Celemony started in 2001 with the initial release of Melodyne, the brainchild of German programming whiz Peter Neubäcker. The whole idea behind the technology was to allow users to edit the pitch and timing of a note graphically. Melodyne does this by analyzing the source and displaying the result as graphic data on a pitch and time grid. From here, the audio properties can be manipulated much like note and controller data in a MIDI sequencer’s graphic editing window. Opcode first introduced this concept in the late 1990’s with their StudioVision sequencer. Here, monophonic audio performances were analyzed and represented as MIDI note and pitchbend data. You simply edited the MIDI data, and rendered the result back to an audio file. Melodyne expands on this, bypassing MIDI altogether and greatly enhancing the resulting sound quality.

Melodyne is available in a variety of products from the entry level Melodyne Uno to the flagship Melodyne Studio.
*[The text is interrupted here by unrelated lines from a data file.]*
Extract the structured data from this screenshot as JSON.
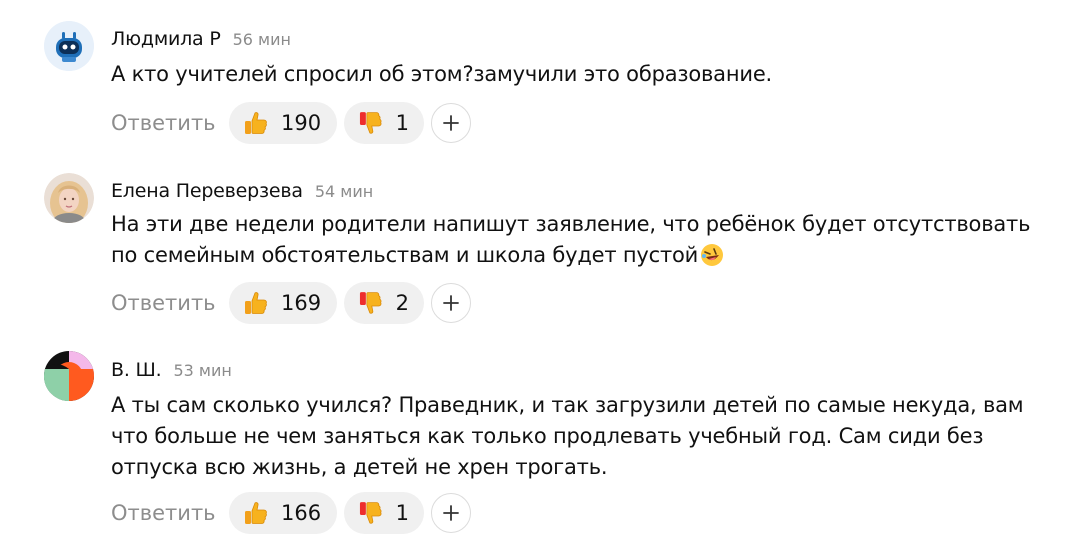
{
  "comments": [
    {
      "author": "Людмила Р",
      "time": "56 мин",
      "lines": [
        "А кто учителей спросил об этом?замучили это образование."
      ],
      "reply_label": "Ответить",
      "likes": "190",
      "dislikes": "1"
    },
    {
      "author": "Елена Переверзева",
      "time": "54 мин",
      "lines": [
        "На эти две недели родители напишут заявление, что ребёнок будет отсутствовать",
        "по семейным обстоятельствам и школа будет пустой"
      ],
      "reply_label": "Ответить",
      "likes": "169",
      "dislikes": "2"
    },
    {
      "author": "В. Ш.",
      "time": "53 мин",
      "lines": [
        "А ты сам сколько учился? Праведник, и так загрузили детей по самые некуда, вам",
        "что больше не чем заняться как только продлевать учебный год. Сам сиди без",
        "отпуска всю жизнь, а детей не хрен трогать."
      ],
      "reply_label": "Ответить",
      "likes": "166",
      "dislikes": "1"
    }
  ],
  "icons": {
    "like": "thumbs-up-icon",
    "dislike": "thumbs-down-icon",
    "add_reaction": "plus-icon",
    "emoji": "rolling-laughing-emoji"
  },
  "colors": {
    "pill_bg": "#f0f0f0",
    "muted_text": "#8d8d8d",
    "thumb_yellow": "#f7b21e",
    "thumb_red": "#ee2d2d"
  }
}
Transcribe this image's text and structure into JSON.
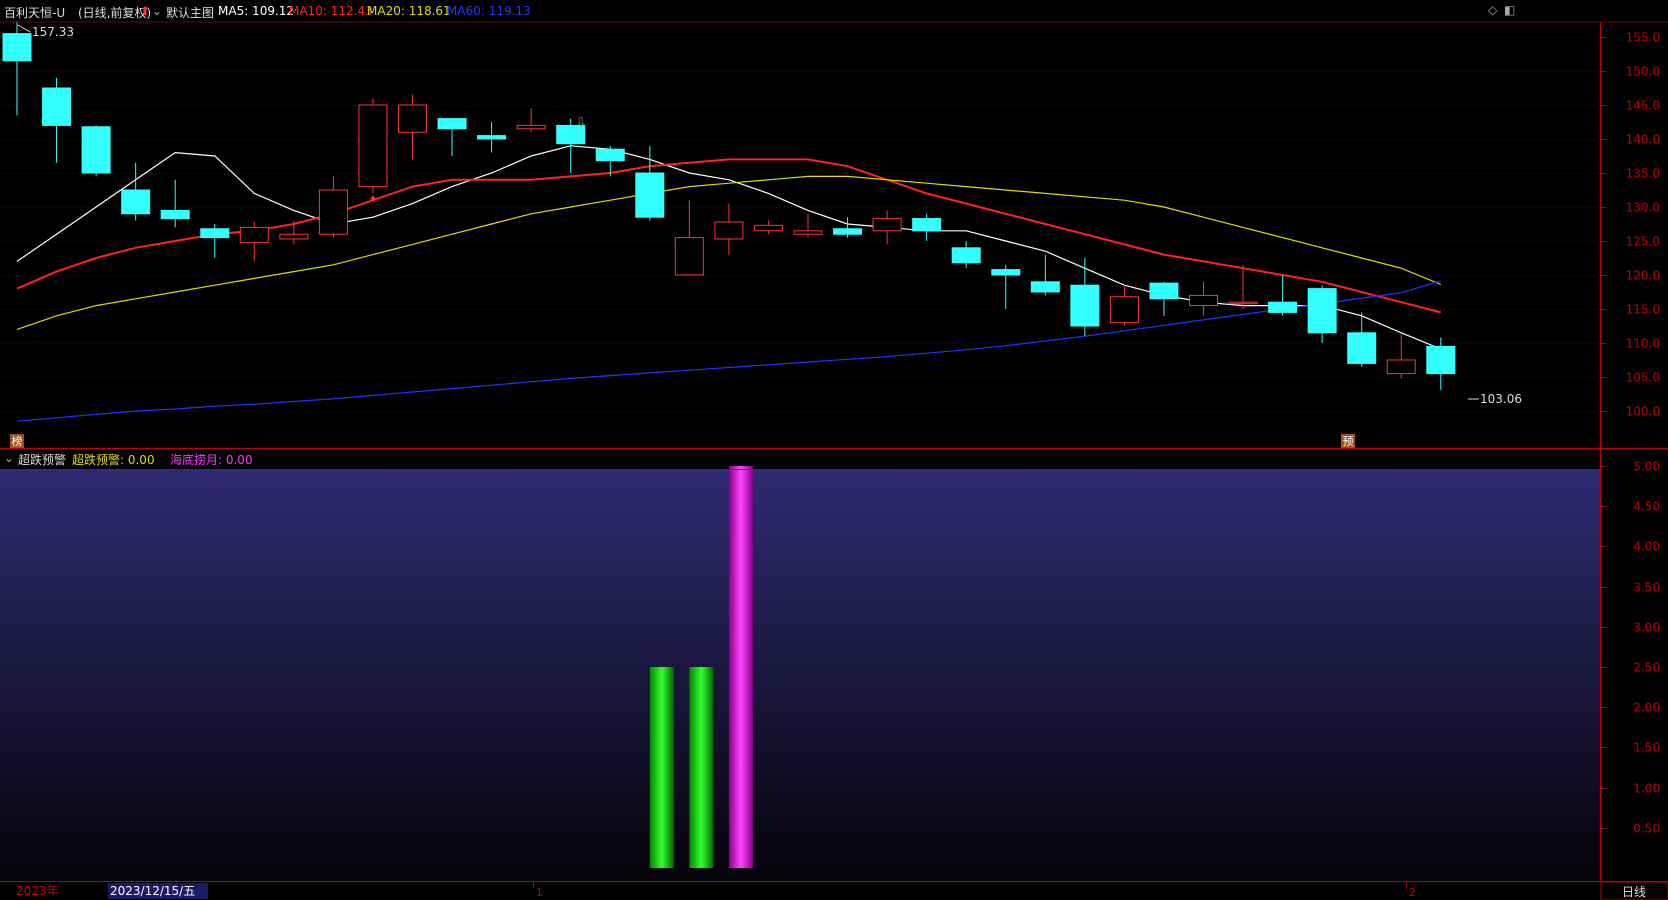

Starting in Fall 2008 with version 2 of the Melodyne plug-in, Direct Note Access will be incorporated into their full line and perhaps inspire some interesting new products.

Peter Neubäcker freely admits that he assumed extending the Melodyne model to individual note events in a chord was not possible. Only after challenging this basic assumption did the algorithms behind this begin to take shape. The DNA acronym works, since Direct Note Access is really about exploring the genome of the harmonic life of music. While the demo video is truly amazing, keep in mind that the types of performances here illustrate what may be the best case scenario for effectively using this technology. There are limits, and one wonders if DNA could root out a wrong note in a dense, orchestral recording. Still, what Celemony has come up with is nothing short of remarkable.